The $75 consult buys the scoping pass: I read the existing repo, identify which of the four files are missing or wrong, and quote a fixed scope. The $500 to $2,000 small-integration tier is typical for a CLAUDE.md rewrite plus the plan file plus the scratch convention on a single repo. The $2,000 to $10,000+ custom-system tier is what a multi-repo rollout costs (the same four files committed to every repo in a client's stack, plus the cross-repo conventions that let a single agent move between them safely). The $1,000 to $5,000 monthly retainer is for clients who want me to maintain the architecture as the model evolves and as new writers (new agents, new cron jobs) appear.

What is the most common mistake teams make when they architect this themselves?

They write a CLAUDE.md that lists what the codebase is and what the conventions are, but does not enumerate the writers. The codebase part the agent figures out from reading files. The writers part the agent cannot infer; if a teammate pushed to main while you were drafting an Edit, no amount of file-reading reveals that. CLAUDE.md is most valuable as a writers manifest, second-most valuable as a tool-contract sheet, and least valuable as a code-conventions document. Most self-rolled CLAUDE.md files are flipped: 80 percent code conventions, 20 percent everything else.

Does this architecture work with subagents and parallel task execution?

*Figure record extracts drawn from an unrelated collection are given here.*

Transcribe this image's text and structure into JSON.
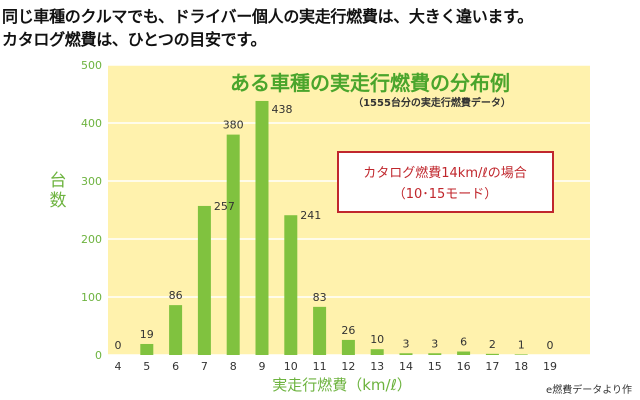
{
  "headline": {
    "line1": "同じ車種のクルマでも、ドライバー個人の実走行燃費は、大きく違います。",
    "line2": "カタログ燃費は、ひとつの目安です。"
  },
  "source_note": "e燃費データより作",
  "colors": {
    "bar": "#80c23f",
    "plot_bg": "#fff2ad",
    "grid": "#ffffff",
    "title": "#4aa52c",
    "axis_text": "#6db33f",
    "annotation_border": "#c0272d",
    "annotation_text": "#c0272d"
  },
  "chart_data": {
    "type": "bar",
    "title": "ある車種の実走行燃費の分布例",
    "subtitle": "（1555台分の実走行燃費データ）",
    "xlabel": "実走行燃費（km/ℓ）",
    "ylabel": "台数",
    "x_ticks": [
      "4",
      "5",
      "6",
      "7",
      "8",
      "9",
      "10",
      "11",
      "12",
      "13",
      "14",
      "15",
      "16",
      "17",
      "18",
      "19"
    ],
    "y_ticks": [
      "0",
      "100",
      "200",
      "300",
      "400",
      "500"
    ],
    "ylim": [
      0,
      500
    ],
    "xlim": [
      4,
      19
    ],
    "grid": true,
    "categories": [
      "4",
      "5",
      "6",
      "7",
      "8",
      "9",
      "10",
      "11",
      "12",
      "13",
      "14",
      "15",
      "16",
      "17",
      "18",
      "19"
    ],
    "values": [
      0,
      19,
      86,
      257,
      380,
      438,
      241,
      83,
      26,
      10,
      3,
      3,
      6,
      2,
      1,
      0
    ],
    "value_labels": [
      "0",
      "19",
      "86",
      "257",
      "380",
      "438",
      "241",
      "83",
      "26",
      "10",
      "3",
      "3",
      "6",
      "2",
      "1",
      "0"
    ],
    "annotation": {
      "line1": "カタログ燃費14km/ℓの場合",
      "line2": "（10･15モード）"
    }
  }
}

It is built for it. Each subagent gets the same CLAUDE.md on start, so the writer manifest and tool contract are uniform across the orchestrator and its children. The plan file is the shared source of truth a parent and its subagents can both reference without re-deriving scope. The scratch/ folder is the only place subagents are allowed to leave durable notes for each other. settings.json controls which tools each subagent type can call. With those four files in place, a six-agent fan-out on the same repo behaves; without them, the agents race on stale state and ship bad commits.

How long does it take to install this architecture into an existing client repo?

On a single repo with a clean main branch and one writer (the founder using Claude Code), about half a day. On a multi-repo SMB stack with a teammate pushing, a formatter on save, and an auto-commit cron, about two to three days, most of it spent watching the writer behavior and writing it down accurately. The published $500 to $2,000 small-integration tier is sized for that. I do not bill hourly, I bill the tier, and the deliverable is the four files in a PR plus a 30-minute walkthrough.